人工授精での副作用について

排卵誘発剤の注射HMGで 卵巣が腫れ腹水の副作用が。

継続?

それとも体外受精

内田 昭弘 先生 島根大学医学部卒業。同大学の体外受精チームの一員として、1987 年、島根県の体外受精による初の赤ちゃん誕生に携わる。1997年に 内田クリニック開業。生殖医療中心の婦人科、奥様が副院長を務める 内科、大阪より月1回来院の荒木先生による心理カウンセリングをもって 現在のクリニックの完成形としている。現在は、患者さんの個別管理の レベルアップに対応したハードとソフト面の充実に取り組んでいる。プライ ベートでは、気候のいいこの時季には趣味のゴルフに熱が入り、運動不 足になる冬を前に体力アップを心がけているそうです。
まなさん(34歳)からの相談 Q.毎月28日周期で生理があり、少量の4日を含め計10日間くらいです。1回目 の卵管造影検査は左が詰まっていることがわかり、2回目の検査で両方の卵管に圧 をかけて通りました。人工授精専門病院でHMGを10回打って卵子を8個育て、 HCGで排卵させ人工授精をしました。その結果、腹水が溜まり卵巣は5㎝に腫れ、 妊娠には至りませんでした。

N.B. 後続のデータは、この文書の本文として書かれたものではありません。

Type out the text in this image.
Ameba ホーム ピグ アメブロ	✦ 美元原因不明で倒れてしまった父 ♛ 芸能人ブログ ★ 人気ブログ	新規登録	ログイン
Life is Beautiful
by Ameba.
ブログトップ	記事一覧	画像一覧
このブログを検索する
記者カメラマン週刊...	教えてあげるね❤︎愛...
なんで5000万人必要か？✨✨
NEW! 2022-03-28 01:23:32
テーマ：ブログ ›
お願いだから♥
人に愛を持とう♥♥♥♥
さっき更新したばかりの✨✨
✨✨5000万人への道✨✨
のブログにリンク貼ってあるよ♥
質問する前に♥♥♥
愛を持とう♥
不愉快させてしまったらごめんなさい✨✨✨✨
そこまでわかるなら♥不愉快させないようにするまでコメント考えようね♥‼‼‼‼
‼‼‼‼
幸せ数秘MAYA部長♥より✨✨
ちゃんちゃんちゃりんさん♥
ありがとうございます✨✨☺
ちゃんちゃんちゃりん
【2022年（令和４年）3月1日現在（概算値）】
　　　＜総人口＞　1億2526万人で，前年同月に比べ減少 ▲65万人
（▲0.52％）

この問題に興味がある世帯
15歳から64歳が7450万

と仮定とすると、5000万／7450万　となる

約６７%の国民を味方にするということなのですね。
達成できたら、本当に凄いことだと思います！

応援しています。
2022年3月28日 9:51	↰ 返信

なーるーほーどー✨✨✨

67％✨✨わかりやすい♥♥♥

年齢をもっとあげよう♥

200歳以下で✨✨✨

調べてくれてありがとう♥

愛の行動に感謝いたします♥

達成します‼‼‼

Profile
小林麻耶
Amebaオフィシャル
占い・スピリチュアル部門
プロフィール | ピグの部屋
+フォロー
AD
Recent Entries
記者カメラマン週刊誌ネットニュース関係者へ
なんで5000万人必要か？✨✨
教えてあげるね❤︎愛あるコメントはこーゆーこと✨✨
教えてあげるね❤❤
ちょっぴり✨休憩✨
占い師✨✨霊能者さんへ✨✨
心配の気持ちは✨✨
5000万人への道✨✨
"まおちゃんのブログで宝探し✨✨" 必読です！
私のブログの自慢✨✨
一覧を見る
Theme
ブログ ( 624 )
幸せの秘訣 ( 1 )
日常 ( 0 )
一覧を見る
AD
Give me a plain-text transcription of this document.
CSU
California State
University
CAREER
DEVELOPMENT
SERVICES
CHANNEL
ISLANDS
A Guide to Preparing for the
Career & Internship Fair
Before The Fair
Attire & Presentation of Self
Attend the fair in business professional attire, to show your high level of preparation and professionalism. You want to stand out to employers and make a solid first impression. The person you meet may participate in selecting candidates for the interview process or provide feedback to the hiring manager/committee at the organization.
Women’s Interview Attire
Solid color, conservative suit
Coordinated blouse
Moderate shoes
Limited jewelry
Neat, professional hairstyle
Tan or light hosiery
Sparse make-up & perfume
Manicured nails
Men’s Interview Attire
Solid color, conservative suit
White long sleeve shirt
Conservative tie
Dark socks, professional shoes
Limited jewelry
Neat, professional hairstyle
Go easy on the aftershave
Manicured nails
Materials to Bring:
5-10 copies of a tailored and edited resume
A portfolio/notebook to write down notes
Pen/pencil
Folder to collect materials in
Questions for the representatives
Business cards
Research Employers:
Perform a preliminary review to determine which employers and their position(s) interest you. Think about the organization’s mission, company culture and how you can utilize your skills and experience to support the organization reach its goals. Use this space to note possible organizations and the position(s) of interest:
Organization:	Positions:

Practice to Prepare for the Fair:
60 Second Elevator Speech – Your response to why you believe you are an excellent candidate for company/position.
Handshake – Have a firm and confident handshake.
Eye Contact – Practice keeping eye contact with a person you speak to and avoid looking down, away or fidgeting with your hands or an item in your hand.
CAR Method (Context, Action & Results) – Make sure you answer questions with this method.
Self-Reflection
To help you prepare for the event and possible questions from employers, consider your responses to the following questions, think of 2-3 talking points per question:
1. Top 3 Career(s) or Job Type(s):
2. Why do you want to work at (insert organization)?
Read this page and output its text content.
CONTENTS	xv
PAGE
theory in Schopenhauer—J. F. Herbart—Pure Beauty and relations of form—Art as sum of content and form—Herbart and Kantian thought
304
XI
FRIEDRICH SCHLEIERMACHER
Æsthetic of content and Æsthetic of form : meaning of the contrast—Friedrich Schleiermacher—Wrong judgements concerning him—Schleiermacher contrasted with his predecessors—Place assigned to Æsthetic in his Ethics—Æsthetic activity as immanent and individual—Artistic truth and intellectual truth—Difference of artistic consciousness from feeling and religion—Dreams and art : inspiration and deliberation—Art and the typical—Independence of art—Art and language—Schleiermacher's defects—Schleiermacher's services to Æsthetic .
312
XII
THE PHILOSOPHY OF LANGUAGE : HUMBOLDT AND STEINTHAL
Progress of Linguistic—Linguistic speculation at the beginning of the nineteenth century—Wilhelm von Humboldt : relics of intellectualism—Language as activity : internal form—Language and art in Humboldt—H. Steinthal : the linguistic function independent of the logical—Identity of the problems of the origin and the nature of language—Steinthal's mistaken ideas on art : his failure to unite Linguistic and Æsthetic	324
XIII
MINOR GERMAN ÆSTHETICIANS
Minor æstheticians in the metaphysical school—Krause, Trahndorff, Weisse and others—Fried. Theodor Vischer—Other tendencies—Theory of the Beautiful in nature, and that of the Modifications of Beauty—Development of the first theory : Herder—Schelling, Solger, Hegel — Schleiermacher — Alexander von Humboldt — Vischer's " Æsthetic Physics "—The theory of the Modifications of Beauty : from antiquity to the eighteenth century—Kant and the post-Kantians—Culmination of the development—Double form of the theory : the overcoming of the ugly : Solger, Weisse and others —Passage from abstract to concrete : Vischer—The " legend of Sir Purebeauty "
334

治療年数は1年で人工授精は初めてですが、もう一度 挑戦するのが怖くてできずにいます。私は副作用が出やすい体質なのでしょうか?  転院も考えているのですが、ほかの病院でも人工授精による副作用が出るとなると 怖いです。しかも、卵子を8個排卵させても妊娠に至らなかったということは、もう 何をしても妊娠しないのでは? と絶望的になります。いっそのこと体外受精に進む べきか、転院して人工授精をするべきか悩んでいます。

排卵障害の疑い

まなさんの副作用の症状をどう考えますか?
内田先生 これは人工授精の副作用ではなく、排卵誘発剤の副作用です。
この排卵誘発剤を使った周期で卵巣が腫れたという事実から、おそらく、基本的に排卵障害があるのではないでしょうか。
PCO(多嚢胞性卵巣)のパターンと考えられますね。
体質というよりは、卵巣がそういう状態にあるということです。
卵巣に排卵障害がベースにあって、さらにPCOという推測があるので、今後の治療としては、排卵誘発剤の使い方をしっかり吟味することがポイントだと思います。

副作用を減らす方法を考える

2回目の人工授精に進むべきでしょうか?
内田先生 まだ 1 回しか人工授精をしていないので、もう少し継続してもいいと思います。
その時に、1回目の人工授精が副作用の出た周期とするなら、2回目は前回の所見をもとに排卵誘発剤の種類と内容と量をしっかり検討してもらいながら人工授精をする。
それで副作用の出方が違ってくるはずです。
また自分からも、前回、卵巣が腫れて大変だったので、その副作用を少なくする方法がないだろうかということを先生に聞くことですね。

注射で誘発

内田先生だったら、どのような治療をお考えですか?
内田先生 もう1回、人工授精をしようと言います。
人工授精の場合には内服薬より注射薬のほうが妊娠率が高いので、排卵誘発剤としては注射薬を使うかもしれません。
それを使うにしても、薬の種類をチョイスして量を少なくし、卵子が 8 個も育たないようにして1周期やってみる。
それが最初のプランだと思います。

自分の意志で治療を進める

体外受精の治療ができる施設への転院について、どう考えますか?
内田先生 今の施設が体外受精を行っていないのであれば、それも考えていいと思います。
卵管に問題があれば、体外受精に進む可能性も出てきますから。
今回の所見とデータをもとに、次はどうするかを転院先の先生に質問してみてはいかがでしょう。
余裕があれば、2 カ所の施設に相談してみるといいですね。
前回はこうだったけど、こうならない人工 授精はありますか?
という聞き方をしてみ る。
または、体外受精までできる施設に行き、自分はどういう治療をしていくのが一番だろうかという聞き方をする。
そうして人工授精か体外受精か、検討をするということだと思います。
施設の情報を得る、治療方法を学ぶことも大切でしょうか?
内田先生 子どもが欲しいと思った時に、医療機関に行って教えてもらい、いわれるままに治療をしてもらおうと思っていてはいけないということです。
自分たちで学ぶようにしないと、次のステップに進もうという時になかなか動けない。
ご夫婦で勉強して前に前にと進んで行けることは、治療において大きな力になります。
副作用が怖いという気持ちもわかりますが、まず自ら学び、相談するということではないでしょうか。